During hands-on sessions in the afternoon, participants moved into the labs, and in groups of two or three people either tested modules or contributed to software development. As part of the registration process, attendees self-identified as beginners, intermediates, or experts, so the organizers prepared applicable activities spanning minor code adjustments to making software architecture decisions to completing performance studies. By the end of the workshop, each participant had either contributed to the code base or completed a study.

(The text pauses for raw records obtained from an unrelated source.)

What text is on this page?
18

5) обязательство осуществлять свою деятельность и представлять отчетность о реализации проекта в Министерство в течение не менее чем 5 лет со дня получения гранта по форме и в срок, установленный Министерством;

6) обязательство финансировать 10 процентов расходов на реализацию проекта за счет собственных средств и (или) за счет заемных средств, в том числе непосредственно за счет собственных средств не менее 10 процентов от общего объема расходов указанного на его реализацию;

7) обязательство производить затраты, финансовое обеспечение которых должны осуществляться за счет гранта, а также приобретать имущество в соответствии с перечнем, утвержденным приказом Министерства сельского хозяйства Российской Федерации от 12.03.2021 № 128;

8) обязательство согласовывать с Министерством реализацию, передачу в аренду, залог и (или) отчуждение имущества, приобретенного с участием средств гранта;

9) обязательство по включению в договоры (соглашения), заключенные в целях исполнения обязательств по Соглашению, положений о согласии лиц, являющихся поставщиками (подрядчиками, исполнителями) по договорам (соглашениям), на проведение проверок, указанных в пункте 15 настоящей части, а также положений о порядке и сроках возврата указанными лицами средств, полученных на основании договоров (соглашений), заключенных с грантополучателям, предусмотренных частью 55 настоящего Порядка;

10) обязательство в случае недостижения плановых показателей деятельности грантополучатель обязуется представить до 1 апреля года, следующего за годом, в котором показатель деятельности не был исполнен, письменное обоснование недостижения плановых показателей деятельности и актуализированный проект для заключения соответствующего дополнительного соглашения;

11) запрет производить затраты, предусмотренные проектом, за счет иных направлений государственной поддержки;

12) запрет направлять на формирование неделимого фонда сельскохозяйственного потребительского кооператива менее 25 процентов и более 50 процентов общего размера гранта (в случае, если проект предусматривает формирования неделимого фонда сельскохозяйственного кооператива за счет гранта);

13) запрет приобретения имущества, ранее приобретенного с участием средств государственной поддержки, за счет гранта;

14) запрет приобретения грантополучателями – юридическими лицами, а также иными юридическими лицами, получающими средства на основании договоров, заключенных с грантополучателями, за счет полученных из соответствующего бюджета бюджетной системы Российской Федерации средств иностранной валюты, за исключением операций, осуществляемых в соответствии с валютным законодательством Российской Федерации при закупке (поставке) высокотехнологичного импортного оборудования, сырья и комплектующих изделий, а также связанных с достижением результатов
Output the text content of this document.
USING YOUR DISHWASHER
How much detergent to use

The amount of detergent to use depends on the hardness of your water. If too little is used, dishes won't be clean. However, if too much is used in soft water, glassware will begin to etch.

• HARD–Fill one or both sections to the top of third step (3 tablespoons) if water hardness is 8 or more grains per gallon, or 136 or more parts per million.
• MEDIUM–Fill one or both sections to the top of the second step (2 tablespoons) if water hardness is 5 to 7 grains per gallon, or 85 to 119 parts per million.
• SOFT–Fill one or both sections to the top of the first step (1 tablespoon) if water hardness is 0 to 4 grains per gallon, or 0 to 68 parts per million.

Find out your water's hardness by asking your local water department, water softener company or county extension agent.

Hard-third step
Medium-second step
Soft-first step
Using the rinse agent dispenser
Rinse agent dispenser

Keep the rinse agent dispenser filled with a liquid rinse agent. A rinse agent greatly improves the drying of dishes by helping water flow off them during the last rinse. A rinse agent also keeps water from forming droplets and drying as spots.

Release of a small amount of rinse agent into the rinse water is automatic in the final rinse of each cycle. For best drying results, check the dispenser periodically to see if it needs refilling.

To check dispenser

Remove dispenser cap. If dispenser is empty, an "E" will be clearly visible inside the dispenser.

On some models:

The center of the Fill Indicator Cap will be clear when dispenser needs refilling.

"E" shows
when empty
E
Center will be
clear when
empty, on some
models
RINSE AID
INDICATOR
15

In a post-workshop survey, participants complimented the effectiveness of the workshop’s “fruitful and stimulating” hackathon format as well as the organizers’ supportive, hands-on approach to sharing new technologies and the development of software tools and pixel module production. Other comments included “I could give this workshop an A grade,“ and, ”Thank you for organizing this! I feel like we have needed this for a long time.“
The workshop was organized by Pianori and Timon Heim, both staff scientists in Berkeley Lab’s ATLAS Group; along with Marija Marjanovic, a research scientist at the University of Oklahoma; and Linxing Meng, a research scientist at the University of Lancaster in the U.K. According to Pianori, “None of this could have happened without the incredible work from some of the Berkeley Lab’s ATLAS Group students and postdocs who were instrumental in the success of the workshop.” The organizers extend their special thanks to Chamberlain Postdoctoral Fellows Deion Fellers and Emily Thompson, and graduate students Charlie Hultquist and Luc Le Pottier, who all spent their afternoons helping and guiding the small teams working in the labs.